Somut olayda görevsizlik kararının, 01.02.2007 tarihinde onandığı ve davacı vekiline 07.03.2007 tarihinde onama ilamı tebliğ edildiği görevsizlik kararının 20.3.2007 tarihinde kesinleştiği halde davacı vekili 30.05.2007 günü Sulh Hukuk Mahkemesine verdiği dilekçe ile dosyanın görevli mahkemeye gönderilmesi isteğinde bulunmuştur.
Görevsizlik kararının kesinleştiği gün ile başvurma günü arasında, anılan tarih itibariyle yürürlükte olan 1086 Sayılı HUMK.nun 193.maddesinde öngörülen 10 günlük süreden fazla bir süre geçtiğinden görevli mahkemede görülen dava görevsiz mahkemede açılan davanın devamı sayılamaz.
Hal böyle olunca, H.U.M.K.’nun 193. maddesi dikkate alınarak davanın açılmamış sayılmasına karar verilmesi gerekirken, işin esasının hükme bağlanması doğru değildir.
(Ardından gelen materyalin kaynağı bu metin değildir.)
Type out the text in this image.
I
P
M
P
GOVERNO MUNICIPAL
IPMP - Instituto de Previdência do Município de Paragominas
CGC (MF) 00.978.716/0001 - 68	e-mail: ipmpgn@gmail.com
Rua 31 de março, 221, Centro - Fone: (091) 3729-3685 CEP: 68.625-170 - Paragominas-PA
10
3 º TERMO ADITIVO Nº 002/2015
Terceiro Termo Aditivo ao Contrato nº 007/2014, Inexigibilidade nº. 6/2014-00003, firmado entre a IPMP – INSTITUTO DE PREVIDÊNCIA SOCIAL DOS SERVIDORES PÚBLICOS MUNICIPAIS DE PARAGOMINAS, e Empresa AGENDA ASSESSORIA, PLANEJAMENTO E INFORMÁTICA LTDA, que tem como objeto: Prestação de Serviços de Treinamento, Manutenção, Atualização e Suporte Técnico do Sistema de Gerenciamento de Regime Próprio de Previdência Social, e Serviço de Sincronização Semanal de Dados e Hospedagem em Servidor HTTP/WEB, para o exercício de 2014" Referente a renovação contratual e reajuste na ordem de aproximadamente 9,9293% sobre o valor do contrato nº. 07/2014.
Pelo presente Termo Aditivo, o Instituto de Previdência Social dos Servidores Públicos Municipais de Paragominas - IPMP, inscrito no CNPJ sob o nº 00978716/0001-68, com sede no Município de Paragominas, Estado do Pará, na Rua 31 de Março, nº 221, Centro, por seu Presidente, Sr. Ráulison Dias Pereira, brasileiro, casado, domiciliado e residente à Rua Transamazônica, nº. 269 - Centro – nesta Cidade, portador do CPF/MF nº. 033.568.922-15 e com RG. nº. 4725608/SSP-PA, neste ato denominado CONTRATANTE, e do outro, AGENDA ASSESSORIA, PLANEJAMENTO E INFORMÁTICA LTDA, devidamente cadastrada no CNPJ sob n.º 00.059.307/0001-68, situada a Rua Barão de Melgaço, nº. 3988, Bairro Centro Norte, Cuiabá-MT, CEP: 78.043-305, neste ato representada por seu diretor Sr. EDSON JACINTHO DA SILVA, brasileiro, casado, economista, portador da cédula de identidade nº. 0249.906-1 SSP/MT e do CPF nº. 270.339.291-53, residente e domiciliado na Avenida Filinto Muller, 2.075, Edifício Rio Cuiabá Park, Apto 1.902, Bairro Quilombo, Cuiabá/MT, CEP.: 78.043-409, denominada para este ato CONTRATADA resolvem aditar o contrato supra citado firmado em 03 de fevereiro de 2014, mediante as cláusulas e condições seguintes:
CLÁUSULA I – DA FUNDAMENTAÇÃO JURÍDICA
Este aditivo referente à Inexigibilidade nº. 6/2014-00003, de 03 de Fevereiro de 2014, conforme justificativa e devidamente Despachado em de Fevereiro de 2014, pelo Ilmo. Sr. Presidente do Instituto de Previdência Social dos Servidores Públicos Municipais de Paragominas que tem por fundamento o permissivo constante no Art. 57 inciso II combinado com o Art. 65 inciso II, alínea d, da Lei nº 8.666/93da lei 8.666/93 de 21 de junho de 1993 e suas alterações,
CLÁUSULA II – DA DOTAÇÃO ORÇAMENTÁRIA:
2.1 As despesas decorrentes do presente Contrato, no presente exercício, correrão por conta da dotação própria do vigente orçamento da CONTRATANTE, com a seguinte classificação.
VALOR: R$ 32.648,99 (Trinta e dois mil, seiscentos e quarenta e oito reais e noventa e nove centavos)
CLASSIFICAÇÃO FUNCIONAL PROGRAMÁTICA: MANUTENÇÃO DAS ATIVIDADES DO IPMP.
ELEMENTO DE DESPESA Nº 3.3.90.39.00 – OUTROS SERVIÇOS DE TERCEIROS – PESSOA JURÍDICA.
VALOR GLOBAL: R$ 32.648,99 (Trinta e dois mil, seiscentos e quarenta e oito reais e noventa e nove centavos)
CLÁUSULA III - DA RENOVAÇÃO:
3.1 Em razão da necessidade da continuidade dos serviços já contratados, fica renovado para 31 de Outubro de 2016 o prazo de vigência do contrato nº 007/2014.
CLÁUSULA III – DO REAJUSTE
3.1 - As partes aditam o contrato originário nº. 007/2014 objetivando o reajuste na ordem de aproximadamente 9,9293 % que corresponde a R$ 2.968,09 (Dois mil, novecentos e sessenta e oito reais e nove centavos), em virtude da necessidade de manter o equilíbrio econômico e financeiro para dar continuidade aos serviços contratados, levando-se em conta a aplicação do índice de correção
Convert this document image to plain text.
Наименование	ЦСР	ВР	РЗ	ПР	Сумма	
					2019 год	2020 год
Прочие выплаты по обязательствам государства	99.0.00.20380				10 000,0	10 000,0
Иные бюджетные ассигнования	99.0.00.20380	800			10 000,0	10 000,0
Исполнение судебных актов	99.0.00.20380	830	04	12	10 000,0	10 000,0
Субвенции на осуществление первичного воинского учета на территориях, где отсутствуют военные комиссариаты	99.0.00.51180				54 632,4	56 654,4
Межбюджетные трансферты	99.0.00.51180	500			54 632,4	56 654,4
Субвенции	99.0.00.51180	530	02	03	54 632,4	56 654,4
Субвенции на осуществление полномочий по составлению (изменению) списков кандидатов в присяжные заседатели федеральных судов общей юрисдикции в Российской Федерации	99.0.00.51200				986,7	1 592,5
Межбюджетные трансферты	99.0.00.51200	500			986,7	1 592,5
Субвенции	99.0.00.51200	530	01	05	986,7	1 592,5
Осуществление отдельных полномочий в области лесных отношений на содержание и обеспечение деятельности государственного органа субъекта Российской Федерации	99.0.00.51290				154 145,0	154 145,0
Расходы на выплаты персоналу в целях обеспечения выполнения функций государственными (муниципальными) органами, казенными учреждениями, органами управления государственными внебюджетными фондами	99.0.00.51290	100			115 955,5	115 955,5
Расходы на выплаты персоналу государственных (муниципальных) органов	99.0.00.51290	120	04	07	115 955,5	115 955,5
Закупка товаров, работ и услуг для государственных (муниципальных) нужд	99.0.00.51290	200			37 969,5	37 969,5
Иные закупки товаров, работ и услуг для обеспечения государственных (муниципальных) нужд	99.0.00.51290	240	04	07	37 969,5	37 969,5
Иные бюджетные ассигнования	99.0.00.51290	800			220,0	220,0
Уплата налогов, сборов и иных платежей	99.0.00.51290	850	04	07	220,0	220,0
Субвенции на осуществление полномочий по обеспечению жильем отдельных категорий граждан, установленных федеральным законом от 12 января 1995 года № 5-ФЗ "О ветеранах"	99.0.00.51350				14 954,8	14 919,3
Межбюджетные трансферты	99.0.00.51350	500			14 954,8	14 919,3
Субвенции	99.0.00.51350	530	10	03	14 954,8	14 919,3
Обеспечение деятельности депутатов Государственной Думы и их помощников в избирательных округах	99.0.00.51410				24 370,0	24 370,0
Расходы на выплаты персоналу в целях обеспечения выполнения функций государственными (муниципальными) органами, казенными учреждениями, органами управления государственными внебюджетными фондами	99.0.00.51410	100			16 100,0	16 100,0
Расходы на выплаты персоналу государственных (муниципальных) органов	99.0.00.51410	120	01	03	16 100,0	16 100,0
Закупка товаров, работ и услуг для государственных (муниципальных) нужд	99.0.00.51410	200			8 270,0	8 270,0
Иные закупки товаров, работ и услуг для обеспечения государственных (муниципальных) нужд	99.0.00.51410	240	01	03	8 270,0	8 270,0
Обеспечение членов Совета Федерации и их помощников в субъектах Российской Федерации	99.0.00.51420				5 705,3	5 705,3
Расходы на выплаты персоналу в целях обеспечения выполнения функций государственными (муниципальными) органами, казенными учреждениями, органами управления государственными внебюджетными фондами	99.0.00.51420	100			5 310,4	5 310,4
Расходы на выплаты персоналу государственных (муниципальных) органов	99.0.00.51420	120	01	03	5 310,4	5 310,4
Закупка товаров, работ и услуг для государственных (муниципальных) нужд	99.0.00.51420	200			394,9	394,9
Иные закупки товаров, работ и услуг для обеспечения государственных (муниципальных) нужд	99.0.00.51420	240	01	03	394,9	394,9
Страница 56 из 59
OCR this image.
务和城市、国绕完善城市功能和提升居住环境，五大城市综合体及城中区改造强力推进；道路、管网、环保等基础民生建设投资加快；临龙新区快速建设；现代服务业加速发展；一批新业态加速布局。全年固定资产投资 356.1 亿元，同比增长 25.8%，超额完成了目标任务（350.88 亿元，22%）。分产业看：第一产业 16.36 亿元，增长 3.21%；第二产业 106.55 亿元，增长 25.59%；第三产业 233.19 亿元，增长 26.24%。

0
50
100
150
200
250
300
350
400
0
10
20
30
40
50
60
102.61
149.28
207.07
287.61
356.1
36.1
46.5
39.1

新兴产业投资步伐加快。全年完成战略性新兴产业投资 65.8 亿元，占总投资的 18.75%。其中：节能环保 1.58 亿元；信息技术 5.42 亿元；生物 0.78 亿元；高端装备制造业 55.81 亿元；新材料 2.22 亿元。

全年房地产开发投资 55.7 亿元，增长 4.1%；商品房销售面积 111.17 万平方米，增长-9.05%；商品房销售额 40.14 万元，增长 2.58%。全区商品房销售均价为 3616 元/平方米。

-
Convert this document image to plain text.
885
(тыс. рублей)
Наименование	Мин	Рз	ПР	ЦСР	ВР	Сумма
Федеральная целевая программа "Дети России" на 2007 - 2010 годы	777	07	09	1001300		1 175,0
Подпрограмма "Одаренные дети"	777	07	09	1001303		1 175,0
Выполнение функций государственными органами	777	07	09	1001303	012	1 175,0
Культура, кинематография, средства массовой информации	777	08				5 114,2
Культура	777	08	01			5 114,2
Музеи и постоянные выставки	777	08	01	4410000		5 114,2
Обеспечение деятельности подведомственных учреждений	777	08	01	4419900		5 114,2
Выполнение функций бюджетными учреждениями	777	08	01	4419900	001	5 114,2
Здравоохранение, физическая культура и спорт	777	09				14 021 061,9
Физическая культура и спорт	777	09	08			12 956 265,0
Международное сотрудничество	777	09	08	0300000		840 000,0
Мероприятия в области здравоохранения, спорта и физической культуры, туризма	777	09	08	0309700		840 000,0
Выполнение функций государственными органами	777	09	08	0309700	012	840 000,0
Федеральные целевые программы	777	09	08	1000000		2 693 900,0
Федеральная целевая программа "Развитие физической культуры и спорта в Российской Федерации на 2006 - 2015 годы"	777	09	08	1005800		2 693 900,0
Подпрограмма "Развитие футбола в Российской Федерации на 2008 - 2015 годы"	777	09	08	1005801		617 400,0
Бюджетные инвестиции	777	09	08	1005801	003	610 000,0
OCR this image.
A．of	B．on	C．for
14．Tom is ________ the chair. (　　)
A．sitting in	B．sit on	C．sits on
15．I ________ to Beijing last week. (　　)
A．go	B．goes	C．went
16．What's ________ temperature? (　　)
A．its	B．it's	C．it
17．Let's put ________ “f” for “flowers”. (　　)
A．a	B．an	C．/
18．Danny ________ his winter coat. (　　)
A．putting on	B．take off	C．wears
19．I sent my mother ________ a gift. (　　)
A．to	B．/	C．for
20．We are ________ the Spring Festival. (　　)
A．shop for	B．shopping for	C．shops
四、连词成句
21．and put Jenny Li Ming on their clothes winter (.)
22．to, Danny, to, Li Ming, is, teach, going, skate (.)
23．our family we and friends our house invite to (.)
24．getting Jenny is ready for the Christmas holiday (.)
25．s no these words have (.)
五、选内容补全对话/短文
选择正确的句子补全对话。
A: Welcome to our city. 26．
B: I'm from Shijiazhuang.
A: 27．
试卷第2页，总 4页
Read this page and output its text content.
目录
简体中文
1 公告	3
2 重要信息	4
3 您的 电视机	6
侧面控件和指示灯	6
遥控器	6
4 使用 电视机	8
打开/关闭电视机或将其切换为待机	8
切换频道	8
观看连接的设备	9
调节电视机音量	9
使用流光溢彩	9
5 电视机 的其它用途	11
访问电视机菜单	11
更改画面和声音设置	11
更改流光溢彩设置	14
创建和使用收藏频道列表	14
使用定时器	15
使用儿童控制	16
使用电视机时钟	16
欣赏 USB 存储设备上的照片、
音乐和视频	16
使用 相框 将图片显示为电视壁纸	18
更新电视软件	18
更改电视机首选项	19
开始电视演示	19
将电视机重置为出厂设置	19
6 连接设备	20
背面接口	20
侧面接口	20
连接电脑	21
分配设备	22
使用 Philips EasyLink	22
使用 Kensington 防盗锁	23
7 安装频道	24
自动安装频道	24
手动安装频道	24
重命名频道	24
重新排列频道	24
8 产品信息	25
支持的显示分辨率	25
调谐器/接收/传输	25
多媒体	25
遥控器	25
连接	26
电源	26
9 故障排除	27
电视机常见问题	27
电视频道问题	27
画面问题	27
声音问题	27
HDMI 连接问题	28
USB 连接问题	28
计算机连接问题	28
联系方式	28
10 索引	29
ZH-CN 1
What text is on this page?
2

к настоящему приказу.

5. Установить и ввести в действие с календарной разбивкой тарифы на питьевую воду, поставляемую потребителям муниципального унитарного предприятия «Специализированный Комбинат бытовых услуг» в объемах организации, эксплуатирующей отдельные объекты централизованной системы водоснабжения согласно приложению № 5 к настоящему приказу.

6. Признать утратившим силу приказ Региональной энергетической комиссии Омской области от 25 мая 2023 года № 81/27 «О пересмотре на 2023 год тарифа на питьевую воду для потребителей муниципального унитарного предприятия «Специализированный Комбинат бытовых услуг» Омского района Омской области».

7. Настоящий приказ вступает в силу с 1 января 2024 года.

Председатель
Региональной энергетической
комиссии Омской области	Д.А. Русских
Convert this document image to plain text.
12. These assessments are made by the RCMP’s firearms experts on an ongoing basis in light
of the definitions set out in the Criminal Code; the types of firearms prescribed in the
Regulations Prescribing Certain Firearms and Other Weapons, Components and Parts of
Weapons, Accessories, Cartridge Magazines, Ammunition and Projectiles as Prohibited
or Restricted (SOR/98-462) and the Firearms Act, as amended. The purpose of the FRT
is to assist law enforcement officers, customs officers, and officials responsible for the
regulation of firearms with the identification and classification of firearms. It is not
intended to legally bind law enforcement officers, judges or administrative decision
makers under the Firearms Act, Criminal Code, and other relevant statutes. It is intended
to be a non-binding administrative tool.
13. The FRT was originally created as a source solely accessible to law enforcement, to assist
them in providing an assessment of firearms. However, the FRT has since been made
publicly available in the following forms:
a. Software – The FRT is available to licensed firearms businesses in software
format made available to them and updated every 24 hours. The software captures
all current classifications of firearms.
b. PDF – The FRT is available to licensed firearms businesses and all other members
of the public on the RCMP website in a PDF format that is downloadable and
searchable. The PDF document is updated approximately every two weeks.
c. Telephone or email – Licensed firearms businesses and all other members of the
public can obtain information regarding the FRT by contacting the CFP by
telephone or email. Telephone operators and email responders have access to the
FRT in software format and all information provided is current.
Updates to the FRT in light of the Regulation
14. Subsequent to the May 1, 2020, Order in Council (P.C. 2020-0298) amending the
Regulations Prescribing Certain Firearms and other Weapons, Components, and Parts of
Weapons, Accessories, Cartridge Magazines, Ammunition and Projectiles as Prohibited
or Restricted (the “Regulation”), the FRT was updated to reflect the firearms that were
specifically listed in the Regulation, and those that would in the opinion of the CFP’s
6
Davacı vekilinin temyiz itirazları yerindedir. Kabulü ile, hükmün açıklanan nedenden ötürü (6100 sayılı Yasanın geçici 3.maddesi yollaması ile) 1086 sayılı HUMK."nın 428.maddesi gereğince BOZULMASINA, alınan peşin harcın temyiz edene geri verilmesine, 29.12.2011 tarihinde oybirliğiyle karar verildi.